Macroeconomics of the United States
Building a comparative tool for understanding state-level economic metrics.
Macroeconomics of the United States
This may end up being a very big collection of work and research. Yesterday, on the drive back from Portland, Maine, we started reading about it on Wikipedia.
Going through the facts, I started to realize that having a chart/comparative tool for all of these metrics would be very helpful:
Maine facts:
- Largest state in New England by total area
- 12th-smallest by area
- 9th-least populous
- 13th-least densely populated
- Most rural state
- Population: 1.4M
- Total area: 35.4k square miles (4.5k is water)
- Median household income: 56k USD/year
These are somewhat interesting facts.
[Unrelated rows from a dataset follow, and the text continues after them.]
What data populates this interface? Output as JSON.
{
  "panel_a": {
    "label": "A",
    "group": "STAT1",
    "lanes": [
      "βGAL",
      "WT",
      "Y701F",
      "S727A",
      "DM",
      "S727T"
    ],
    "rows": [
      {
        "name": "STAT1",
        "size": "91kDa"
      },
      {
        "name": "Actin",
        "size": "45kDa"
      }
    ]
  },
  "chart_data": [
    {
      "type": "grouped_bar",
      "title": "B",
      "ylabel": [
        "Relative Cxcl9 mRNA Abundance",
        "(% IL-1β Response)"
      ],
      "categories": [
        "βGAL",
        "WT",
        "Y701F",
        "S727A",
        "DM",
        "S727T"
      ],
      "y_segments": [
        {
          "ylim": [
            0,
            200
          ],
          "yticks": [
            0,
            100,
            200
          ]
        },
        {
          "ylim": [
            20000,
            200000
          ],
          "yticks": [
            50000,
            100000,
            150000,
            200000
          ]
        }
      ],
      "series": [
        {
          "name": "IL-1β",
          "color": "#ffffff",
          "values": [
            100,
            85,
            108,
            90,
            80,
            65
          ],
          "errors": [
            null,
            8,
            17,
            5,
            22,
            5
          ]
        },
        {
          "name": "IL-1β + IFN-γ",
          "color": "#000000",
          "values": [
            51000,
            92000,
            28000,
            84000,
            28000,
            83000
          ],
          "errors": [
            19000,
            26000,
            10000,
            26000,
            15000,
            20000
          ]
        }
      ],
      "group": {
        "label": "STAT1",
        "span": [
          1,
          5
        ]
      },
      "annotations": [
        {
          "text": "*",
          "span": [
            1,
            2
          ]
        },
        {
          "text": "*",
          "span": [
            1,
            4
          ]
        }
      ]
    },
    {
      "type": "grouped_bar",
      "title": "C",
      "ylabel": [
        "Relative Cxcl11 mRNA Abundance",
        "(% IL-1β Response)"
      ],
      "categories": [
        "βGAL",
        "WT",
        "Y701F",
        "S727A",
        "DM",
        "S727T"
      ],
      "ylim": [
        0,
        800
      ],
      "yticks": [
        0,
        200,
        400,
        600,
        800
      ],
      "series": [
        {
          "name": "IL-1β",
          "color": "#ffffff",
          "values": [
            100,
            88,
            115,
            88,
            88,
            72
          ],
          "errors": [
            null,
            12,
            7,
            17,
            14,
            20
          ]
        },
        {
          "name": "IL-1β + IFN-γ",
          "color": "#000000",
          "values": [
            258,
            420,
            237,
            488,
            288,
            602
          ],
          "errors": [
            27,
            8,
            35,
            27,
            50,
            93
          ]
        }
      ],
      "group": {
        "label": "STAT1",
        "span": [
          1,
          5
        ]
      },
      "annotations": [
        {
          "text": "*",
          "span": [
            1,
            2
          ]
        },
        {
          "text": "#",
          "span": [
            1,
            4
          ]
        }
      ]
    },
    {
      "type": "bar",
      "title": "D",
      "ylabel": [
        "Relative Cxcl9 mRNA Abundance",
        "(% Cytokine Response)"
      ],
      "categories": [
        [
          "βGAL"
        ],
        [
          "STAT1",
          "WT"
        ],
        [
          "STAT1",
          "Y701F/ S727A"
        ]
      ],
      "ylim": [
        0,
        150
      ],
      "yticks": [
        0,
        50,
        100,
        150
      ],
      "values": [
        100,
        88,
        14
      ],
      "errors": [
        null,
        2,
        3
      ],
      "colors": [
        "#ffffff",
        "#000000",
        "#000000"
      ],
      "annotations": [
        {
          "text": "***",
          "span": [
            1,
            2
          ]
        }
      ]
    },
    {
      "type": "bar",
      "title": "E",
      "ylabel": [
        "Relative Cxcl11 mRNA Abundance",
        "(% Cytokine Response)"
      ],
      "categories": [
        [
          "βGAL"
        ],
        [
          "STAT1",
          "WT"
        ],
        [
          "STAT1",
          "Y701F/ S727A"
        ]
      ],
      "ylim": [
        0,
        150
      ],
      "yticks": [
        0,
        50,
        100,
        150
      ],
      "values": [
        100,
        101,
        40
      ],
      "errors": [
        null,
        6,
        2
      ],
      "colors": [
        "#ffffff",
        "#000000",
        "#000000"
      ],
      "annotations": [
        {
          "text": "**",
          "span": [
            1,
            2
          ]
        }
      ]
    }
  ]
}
It reveals something that the largest state in New England is the 12th-smallest state in the country (New England has all the smallest states).
Questions to Explore
- How many people in the population are employed?
- What do they do?
- How many people work for companies versus are self-employed?
- Of the working population, how many work remotely?
The idea is to get a picture of how each state functions. What kind of people live there, how much do they make, what do they do? To have a good concept of that for every state is extremely valuable for perspective.
Data Sources
I had ChatGPT together the beginning of a script to fetch this data using:
- BLS API for employment data
- Census API for demographics
Hosting Ideas
- Heroku no longer has a free plan
- Render (https://render.com/pricing) has a free tier
- Can cache data results as a JSON file and periodically update
I'm putting a pin in this for now. Will pick back up later.